La concierge se mit en mode « automatique de survie ». Elle accrocha son regard à la racine des sourcils de son interlocutrice. Puis elle prit un air vague qui plaquait sur son visage u masque de stupidité. Cette tactique en avait découragé plus d’un. En arrière-plan de cette bonne femme sans intérêt qui lui kidnappait un peu de son temps, le reste du monde avançait. La bignole ne songeait qu’à ses poubelles qui l’attendaient. Déjà quelques locataires traversaient le square. Ils pressaient le pas, avec sur leur visage l’air renfrogné de tous ses esclaves du salaire
gagné puis aussitôt dépensé. Sans oublier la sempiternelle bonne soeur incognito, en vêtements civils, qui avançait à petits pas, l’air contrit, en direction d’un immeuble ou d’un autre. Elle voulait apporter la bonne parole. Elle offrait surtout un peu de réconfort à quelques petits vieux abandonnés par une famille trop occupée. Elle va me mettre en retard pour mes poubelles, cette conne !

– Chi, bon alors, c’est quoi le problème ?
Coupa Madame Rodrigues qui ne s’était certainement pas levée si tôt pour écouter les
éternelles jérémiades de cette emmerdeuse.
– Vous avez vu ? Il y en a un qui a carrément garé sa mobylette dans le square. Je suis sûre que c’est encore un des gamins du 3B. Il faut faire quelque chose tout de même. Sinon tous les voyous du quartier vont venir garer leurs engins, et ce sera l’anarchie ! J’exige…

La concierge ne lui laissa pas le temps d’exiger quoi que ce soit. De toute façon, elle savait bien, elle, que ça n’était pas la mobylette d’un des gamins du 3B. Cet engin-là venait d’être spécialement livré pour la « Petite ». Il n’était pas question que quelqu’un la déplace. Elle s’y était personnellement engagée. Et puis quoi ? Ce n’était que pour quelques jours. Si ça te plait pas, t’as qu’à te barrer. Ça nous fera des vacances.
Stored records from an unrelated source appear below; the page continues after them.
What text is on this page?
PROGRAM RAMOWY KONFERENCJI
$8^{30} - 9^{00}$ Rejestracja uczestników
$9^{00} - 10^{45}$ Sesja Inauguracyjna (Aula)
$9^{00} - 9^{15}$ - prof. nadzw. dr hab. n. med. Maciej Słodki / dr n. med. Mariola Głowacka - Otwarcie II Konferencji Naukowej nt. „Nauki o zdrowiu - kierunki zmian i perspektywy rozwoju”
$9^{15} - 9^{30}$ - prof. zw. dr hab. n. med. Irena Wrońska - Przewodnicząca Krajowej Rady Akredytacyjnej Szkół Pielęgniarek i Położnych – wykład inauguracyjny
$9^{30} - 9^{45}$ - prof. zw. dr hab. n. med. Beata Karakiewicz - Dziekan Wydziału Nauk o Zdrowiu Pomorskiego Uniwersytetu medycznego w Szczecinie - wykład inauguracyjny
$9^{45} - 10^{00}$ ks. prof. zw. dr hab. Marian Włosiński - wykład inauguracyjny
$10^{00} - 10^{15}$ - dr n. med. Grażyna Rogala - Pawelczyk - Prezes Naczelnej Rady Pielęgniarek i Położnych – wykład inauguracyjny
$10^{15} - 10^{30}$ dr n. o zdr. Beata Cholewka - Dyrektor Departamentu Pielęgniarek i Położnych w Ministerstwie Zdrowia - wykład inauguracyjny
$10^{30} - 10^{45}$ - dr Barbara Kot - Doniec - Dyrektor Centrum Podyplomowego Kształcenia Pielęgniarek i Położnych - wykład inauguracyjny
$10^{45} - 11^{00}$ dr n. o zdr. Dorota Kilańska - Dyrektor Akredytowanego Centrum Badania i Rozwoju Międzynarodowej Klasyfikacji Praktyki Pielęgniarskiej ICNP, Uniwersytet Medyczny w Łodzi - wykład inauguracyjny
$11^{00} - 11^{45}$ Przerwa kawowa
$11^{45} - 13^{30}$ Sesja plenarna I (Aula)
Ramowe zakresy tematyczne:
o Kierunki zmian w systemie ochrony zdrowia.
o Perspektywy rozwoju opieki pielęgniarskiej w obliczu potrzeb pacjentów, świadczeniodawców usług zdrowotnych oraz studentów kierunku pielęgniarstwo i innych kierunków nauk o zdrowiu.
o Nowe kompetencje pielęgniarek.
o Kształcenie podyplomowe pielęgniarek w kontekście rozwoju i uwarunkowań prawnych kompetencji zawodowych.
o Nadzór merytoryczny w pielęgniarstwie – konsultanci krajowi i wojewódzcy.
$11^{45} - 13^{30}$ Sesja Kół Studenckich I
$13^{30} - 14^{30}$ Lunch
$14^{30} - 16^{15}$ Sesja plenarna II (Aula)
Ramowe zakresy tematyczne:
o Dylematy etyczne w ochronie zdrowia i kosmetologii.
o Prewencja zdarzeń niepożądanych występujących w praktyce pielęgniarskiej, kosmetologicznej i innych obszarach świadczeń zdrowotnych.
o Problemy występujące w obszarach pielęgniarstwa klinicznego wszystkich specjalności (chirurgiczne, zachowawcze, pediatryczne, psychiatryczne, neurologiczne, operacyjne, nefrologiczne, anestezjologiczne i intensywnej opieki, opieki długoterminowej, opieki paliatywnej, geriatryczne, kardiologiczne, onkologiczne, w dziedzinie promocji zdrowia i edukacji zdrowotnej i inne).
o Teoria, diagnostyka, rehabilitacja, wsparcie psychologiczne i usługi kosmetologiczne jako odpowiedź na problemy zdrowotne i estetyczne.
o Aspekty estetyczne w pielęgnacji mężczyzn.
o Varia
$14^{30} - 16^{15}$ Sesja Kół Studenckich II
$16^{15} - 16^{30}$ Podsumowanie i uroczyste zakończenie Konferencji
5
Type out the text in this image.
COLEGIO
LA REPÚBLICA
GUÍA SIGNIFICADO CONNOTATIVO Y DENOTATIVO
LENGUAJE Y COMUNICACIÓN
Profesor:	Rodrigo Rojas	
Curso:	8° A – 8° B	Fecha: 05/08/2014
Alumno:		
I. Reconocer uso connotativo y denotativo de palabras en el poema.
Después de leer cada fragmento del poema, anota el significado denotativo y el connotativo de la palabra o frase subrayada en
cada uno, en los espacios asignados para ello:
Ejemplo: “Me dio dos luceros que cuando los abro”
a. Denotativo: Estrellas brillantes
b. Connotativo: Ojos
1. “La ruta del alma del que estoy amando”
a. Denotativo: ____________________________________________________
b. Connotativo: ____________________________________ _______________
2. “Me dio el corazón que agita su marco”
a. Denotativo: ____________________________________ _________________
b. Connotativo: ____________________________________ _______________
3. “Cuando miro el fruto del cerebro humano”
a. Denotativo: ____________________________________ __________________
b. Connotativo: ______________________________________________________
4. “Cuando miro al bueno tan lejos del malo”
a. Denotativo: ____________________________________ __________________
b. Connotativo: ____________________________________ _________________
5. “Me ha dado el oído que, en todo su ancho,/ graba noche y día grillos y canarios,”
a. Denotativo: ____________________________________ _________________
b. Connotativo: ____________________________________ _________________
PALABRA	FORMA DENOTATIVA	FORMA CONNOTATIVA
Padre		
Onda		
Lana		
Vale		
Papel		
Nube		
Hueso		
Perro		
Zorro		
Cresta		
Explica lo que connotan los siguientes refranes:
– Chi, je vais me renseigner. Mais je crois que c’est aux fils du gérant. C’est délicat. Incarnata savait que la vieille peau aboyait plus qu’elle ne mordait. D’autant qu’à la gérance, il y avait belle lurette que plus personne ne prêtait attention à toutes ses jérémiades. De plus, elle la savait pétocharde, angoissée face à l’autorité qui dans ce groupe d’immeubles était représentée par le gérant. Une espèce de bellâtre, flanqué d’une bonne femme outrageusement maquillée qui le trompait goulument avec celle qu’elle nommait hypocritement « sa meilleure amie ». Ce
dont Incarnata était certaine depuis qu’elle les avait surprises dans le local à vélos, s’aspirant les amygdales et les mains glissées sous leurs corsages. Le couple avait alors judicieusement scolarisé leurs deux gamins dans un pensionnat quelque part en province, et lâché la bride à la concierge qui, en contrepartie, gardait le secret.